Es cierto que me
hizo reflexionar mi amigo Pablo, escudriñador, que, desde experiencias
personales intenta poner algo de orden en esto de las relaciones humanas.
No llevo días, sino
horas meditando, carcomiendo los laberintos neuronales que me atormentan casi
hasta terminar en ese estado ausente de la realidad. Miro al inmenso campo
sembrado, verde, el que me transporta a la niñez, a esa que solo yo viví, tan
diferente a la de quien ahora me increpa y fustiga.
Todo, para llegar a
la conclusión de que no sirvo para odiar, que la tecnología llegó para
compartir, para conocer, y, tal vez por un fallo de seguridad adquirir la
capacidad de valorar más allá de lo virtual. La máquina, el software, jamás se
equivoca, porque fueron concebidos para desatar todas las emociones, todos los
sentimientos, por ese poder de idealizar en la distancia.
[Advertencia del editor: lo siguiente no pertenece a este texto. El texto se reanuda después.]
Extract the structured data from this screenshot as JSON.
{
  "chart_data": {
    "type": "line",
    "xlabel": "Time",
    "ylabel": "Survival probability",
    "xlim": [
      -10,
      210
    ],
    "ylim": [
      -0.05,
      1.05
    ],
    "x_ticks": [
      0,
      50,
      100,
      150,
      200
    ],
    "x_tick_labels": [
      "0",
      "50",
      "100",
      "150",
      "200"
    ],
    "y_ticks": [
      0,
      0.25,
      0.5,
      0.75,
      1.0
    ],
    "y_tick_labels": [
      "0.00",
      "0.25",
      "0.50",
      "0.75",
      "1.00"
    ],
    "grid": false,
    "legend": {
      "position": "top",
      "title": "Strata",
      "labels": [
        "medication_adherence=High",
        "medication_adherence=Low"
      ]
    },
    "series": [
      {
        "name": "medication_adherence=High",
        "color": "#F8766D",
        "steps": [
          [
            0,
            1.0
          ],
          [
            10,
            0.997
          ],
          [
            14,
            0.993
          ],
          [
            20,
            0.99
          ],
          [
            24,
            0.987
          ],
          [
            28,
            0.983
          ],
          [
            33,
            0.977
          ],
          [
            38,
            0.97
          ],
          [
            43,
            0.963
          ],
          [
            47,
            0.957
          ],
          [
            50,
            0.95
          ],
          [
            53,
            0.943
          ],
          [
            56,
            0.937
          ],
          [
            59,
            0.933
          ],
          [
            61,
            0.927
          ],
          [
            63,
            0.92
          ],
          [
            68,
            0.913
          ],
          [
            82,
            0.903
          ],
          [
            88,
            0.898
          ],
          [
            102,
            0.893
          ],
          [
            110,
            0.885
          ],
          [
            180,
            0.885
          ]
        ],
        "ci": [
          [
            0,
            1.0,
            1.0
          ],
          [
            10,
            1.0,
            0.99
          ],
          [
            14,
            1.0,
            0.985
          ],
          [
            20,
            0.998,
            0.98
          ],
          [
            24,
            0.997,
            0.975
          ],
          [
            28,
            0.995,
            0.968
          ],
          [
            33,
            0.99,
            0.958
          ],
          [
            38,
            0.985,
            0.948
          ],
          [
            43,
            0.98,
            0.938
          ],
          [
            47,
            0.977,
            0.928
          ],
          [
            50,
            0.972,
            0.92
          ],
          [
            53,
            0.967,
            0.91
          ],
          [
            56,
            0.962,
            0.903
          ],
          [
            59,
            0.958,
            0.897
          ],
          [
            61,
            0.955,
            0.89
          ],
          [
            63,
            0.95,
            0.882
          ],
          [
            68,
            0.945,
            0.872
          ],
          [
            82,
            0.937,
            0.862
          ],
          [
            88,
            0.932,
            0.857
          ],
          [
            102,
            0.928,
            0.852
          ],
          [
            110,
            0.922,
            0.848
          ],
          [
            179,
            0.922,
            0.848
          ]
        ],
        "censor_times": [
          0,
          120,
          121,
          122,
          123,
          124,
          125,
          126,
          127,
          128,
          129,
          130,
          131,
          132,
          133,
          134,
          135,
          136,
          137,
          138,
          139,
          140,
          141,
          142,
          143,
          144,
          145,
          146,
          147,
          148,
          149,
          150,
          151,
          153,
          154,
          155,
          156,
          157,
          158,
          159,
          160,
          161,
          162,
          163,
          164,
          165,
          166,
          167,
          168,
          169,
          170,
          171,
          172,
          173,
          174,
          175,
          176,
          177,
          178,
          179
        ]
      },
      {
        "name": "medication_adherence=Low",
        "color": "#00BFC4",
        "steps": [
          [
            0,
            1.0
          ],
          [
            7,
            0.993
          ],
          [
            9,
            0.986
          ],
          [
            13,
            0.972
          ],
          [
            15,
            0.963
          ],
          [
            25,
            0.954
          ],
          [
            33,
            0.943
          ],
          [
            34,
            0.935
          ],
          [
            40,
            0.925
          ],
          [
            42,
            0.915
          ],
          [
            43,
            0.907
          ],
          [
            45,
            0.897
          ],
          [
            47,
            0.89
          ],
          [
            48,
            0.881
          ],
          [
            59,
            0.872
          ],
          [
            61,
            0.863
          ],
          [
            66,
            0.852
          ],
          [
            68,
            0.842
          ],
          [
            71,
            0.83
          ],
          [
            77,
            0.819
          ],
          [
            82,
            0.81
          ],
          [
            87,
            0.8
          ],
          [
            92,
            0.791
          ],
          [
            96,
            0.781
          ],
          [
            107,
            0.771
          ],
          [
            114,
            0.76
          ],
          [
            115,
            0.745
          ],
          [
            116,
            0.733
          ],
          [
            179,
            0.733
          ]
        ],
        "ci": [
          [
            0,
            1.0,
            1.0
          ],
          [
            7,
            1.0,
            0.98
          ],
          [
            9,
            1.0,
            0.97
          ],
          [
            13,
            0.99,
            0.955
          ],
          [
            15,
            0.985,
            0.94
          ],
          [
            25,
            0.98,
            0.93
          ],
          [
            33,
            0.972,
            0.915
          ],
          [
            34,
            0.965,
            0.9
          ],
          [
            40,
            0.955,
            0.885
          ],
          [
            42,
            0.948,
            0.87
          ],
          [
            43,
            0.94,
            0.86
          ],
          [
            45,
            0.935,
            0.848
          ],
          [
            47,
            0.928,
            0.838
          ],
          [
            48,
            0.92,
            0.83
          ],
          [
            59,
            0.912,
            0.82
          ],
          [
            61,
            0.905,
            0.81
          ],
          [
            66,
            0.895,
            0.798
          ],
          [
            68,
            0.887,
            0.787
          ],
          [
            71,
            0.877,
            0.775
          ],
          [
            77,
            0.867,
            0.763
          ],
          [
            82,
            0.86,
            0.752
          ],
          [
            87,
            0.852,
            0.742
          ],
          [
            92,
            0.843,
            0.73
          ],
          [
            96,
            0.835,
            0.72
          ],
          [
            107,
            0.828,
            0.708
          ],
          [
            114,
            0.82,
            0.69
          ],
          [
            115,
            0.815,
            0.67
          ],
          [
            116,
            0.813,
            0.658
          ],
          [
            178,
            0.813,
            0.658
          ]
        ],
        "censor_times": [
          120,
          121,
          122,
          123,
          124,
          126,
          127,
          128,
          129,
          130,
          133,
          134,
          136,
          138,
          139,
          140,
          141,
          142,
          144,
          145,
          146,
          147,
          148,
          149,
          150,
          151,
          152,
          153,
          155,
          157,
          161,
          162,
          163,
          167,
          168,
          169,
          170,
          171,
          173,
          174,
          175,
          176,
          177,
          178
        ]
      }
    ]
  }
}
El fallo siempre es
del humano, incapaz de sopesar el riesgo, inútil a la hora de diferenciar
presente de futuro nuevamente virtual.
Pero sucede que no
hablamos con máquinas, sino con personas en la distancia. Comprendemos y
aceptamos lo que nos une, pero a la vez nos involucramos, sintiéndonos como
parte de su vida, experimentando las mismas sensaciones de dolor, las de la
rutina que componen las veinticuatro horas del día, llegando a formar parte de
ese todo que aceptamos por ese amor al prójimo, por ese hilo que nos conduce a
la felicidad, y aún más veces a la indiferencia y el desprecio, pero lo asumimos
con el riesgo del trapecista que se juega la vida sin red.
Tras las preguntas
al porqué se suceden las respuestas impregnadas de crueldad, pero fuimos
creados para soportarlo todo, para tragar y digerir lo más selecto de cuanto
exhala quien nos acusa, en un ejercicio constante de resistencia ante la
provocación de lo nunca razonado.
Hoy, tras robar el
sueño a mi conciencia, tras reñir con mi otro yo que me aconsejaba lo
contrario, reconozco sin rencor que no sirvo para odiar.